Re: DESCRIBE optimizations (was RE: Berlin SPARQL Benchmark V2 - Results for Sesame, Virtuoso, Jena TDB, D2R Server, and MySQL) from Peter Ansell on 2008-09-25 (semantic-web@w3.org from September 2008)

From: Peter Ansell <ansell.peter@gmail.com>
Date: Thu, 25 Sep 2008 10:10:01 +1000 (EST)
To: Kjetil Kjernsmo <Kjetil.Kjernsmo@computas.com>
Cc: semantic-web@w3.org
Message-ID: <5817991.381222301389654.JavaMail.peter@Macintosh-2.local>

----- "Kjetil Kjernsmo" <Kjetil.Kjernsmo@computas.com> wrote:

> From: "Kjetil Kjernsmo" <Kjetil.Kjernsmo@computas.com>
> To: semantic-web@w3.org
> Sent: Wednesday, September 24, 2008 6:30:16 PM GMT +10:00 Brisbane
> Subject: DESCRIBE optimizations (was RE: Berlin SPARQL Benchmark V2 - Results for Sesame, Virtuoso, Jena  TDB, D2R
> Server, and MySQL)
>
> Dear all,
> 
> I would like to thank Prof.
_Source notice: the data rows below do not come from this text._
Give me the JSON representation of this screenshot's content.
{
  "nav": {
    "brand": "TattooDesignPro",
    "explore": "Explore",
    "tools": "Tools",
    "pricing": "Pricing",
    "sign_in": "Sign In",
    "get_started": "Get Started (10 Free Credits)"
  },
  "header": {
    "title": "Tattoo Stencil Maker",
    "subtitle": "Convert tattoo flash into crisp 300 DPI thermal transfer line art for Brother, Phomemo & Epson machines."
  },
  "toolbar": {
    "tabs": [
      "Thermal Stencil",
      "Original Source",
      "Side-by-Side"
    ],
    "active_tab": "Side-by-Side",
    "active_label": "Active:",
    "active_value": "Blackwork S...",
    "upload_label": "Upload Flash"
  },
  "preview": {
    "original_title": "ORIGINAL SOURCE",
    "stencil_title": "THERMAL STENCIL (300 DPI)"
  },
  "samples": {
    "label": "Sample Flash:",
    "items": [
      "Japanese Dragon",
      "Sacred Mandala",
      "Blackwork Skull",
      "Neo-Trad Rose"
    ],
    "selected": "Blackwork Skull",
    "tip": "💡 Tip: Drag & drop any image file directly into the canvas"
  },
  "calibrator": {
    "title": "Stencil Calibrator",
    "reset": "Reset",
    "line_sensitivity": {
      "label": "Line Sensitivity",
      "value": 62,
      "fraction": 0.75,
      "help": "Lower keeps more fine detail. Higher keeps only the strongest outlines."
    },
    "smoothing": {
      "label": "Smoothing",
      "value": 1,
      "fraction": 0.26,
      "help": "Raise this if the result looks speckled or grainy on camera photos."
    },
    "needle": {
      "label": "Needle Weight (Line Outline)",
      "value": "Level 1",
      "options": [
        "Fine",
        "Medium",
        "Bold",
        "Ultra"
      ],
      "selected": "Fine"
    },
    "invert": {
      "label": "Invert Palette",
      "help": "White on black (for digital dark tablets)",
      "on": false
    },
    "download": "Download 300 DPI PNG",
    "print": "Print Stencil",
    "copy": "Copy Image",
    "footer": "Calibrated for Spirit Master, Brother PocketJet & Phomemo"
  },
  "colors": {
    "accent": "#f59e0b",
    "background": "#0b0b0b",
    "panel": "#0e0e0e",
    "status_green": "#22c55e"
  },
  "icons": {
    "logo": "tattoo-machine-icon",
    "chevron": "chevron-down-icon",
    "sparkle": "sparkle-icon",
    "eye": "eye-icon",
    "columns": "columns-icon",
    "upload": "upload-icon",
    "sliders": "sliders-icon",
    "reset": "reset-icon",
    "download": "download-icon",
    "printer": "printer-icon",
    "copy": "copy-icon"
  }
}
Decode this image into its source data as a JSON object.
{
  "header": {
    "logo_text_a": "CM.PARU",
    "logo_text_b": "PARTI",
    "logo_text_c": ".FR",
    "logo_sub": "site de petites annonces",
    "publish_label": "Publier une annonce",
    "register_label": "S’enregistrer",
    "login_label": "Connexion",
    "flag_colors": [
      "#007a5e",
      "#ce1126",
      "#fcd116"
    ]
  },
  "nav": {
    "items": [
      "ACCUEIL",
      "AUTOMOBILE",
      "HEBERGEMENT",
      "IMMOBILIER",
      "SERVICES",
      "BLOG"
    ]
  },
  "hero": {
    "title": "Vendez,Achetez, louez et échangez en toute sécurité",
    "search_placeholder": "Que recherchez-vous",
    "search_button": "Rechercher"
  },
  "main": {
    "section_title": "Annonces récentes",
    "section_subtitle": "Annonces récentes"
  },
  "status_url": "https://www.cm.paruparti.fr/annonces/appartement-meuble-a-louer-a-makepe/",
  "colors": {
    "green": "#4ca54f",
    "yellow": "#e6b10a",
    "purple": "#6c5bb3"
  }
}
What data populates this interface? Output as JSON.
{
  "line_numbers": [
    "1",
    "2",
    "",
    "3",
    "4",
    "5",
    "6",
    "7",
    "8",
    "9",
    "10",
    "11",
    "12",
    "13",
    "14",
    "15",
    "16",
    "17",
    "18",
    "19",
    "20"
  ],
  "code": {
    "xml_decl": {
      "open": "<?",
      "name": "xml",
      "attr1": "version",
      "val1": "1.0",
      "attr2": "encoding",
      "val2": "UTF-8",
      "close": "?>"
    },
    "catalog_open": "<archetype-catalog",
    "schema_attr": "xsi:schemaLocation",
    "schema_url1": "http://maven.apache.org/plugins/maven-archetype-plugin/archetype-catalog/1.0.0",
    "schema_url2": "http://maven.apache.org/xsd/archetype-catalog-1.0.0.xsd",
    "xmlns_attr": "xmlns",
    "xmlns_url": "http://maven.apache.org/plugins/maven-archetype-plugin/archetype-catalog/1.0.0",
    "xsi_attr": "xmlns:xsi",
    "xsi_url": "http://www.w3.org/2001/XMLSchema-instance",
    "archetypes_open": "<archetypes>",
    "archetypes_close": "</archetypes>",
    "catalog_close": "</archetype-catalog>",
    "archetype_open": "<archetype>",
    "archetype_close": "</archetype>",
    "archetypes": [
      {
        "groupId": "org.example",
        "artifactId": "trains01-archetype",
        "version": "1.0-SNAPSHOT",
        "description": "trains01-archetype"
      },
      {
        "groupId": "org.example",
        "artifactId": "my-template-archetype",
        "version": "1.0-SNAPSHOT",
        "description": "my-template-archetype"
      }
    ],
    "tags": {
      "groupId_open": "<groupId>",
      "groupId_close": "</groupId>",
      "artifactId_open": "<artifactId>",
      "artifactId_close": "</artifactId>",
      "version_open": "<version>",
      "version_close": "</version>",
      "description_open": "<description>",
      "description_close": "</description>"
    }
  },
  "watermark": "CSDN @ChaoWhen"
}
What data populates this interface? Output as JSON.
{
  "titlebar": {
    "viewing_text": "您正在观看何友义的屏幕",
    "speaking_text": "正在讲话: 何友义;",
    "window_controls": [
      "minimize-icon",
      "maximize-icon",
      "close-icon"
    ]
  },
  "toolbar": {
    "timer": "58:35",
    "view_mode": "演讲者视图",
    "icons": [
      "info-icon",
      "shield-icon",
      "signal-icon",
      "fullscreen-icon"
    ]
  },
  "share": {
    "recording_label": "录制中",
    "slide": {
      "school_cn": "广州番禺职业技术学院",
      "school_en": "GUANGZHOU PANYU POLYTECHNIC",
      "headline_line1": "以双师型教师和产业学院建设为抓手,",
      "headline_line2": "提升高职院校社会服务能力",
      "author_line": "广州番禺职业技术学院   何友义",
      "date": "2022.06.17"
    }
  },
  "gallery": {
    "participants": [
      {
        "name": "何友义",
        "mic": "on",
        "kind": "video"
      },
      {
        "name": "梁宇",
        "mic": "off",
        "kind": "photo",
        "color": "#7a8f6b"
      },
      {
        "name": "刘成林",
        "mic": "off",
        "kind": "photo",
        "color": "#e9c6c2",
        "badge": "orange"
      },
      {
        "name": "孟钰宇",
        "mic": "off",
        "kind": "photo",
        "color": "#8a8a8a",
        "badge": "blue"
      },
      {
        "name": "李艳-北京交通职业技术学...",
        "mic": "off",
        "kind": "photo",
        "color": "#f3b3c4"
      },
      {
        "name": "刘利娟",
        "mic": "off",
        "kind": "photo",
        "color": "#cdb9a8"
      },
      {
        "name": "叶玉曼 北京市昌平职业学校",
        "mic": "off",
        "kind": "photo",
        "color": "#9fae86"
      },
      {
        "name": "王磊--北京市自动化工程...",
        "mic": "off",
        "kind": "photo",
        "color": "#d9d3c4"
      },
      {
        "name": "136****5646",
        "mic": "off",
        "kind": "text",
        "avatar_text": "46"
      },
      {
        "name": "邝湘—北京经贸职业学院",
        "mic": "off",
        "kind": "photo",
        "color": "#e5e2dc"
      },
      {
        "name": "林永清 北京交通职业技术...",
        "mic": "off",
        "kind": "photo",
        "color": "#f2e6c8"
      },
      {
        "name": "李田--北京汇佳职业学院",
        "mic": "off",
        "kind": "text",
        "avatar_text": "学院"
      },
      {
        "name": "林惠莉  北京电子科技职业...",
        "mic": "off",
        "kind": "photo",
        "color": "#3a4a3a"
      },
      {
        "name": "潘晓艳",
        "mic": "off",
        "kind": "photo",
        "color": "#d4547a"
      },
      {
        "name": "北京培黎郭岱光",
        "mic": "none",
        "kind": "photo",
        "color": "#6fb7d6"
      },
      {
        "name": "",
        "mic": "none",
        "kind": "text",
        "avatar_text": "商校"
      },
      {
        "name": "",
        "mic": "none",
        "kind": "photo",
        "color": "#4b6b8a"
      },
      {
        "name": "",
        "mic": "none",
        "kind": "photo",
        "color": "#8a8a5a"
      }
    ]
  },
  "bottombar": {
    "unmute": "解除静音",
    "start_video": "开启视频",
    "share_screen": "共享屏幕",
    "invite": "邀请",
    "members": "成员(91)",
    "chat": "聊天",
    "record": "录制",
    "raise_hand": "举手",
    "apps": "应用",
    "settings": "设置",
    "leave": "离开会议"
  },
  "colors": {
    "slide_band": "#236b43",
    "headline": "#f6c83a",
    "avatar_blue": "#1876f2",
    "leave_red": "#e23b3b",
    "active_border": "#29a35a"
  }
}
Bizer and his group for undertaking this
> very 
> interesting study, and to Orri and the participants here for
> interesting 
> elaboration.
> 
> I'm in the process of evaluating several SPARQL backends for use in
> several 
> projects, and right now, I'm looking at Virtuoso. 
> 
> I noticed this:
> >A lesser item in the same  direction is the use of describe, which is
> not
> >commensurate between SPARQL and SQL and not even between SPARQL's. 
> 
> Even though SPARQL DESCRIBE is not standardised, we have found it
> extremely 
> useful as a "give me every thing you know about </foo>" query. Also we
> found 
> it useful that it preserves the semantics of the original data. Thus,
> most of 
> the queries we ask are DESCRIBEs. Indeed, we have some performance
> issues.
> 
> I would like to hear your opinion on a possible optimisation in light
> of this:
> > The BSBM workload typically retrieves multiple dependent attributes
> of a 
> > single key.  If these attributes are all next to each other, as in a
> 
> > relational row store, then we have a constant time for the extra
> attribute 
> > instead of a log of the database size. 
> 
> This is very interesting and I can see why this is so, but we look
> upon our 
> DESCRIBEs as retrieving multiple attributes of the same single key
> (URI). 
> Thus, would it be possible to optimize for this situation somehow, by
> putting 
> these attributes next to each other?
> 
> As an aside, we don't do this a lot now, but it seems like an
> important case 
> to quickly retrieve all data of something that you know only an IFP
> of, e.g.
> 
> DESCRIBE ?user WHERE { ?user foaf:mbox "dahut@example.org" . }
> 
> Given that you know which node to DESCRIBE at the first hit if
> foaf:mbox is an 
> IFP, is this is a situation that could be optimized for?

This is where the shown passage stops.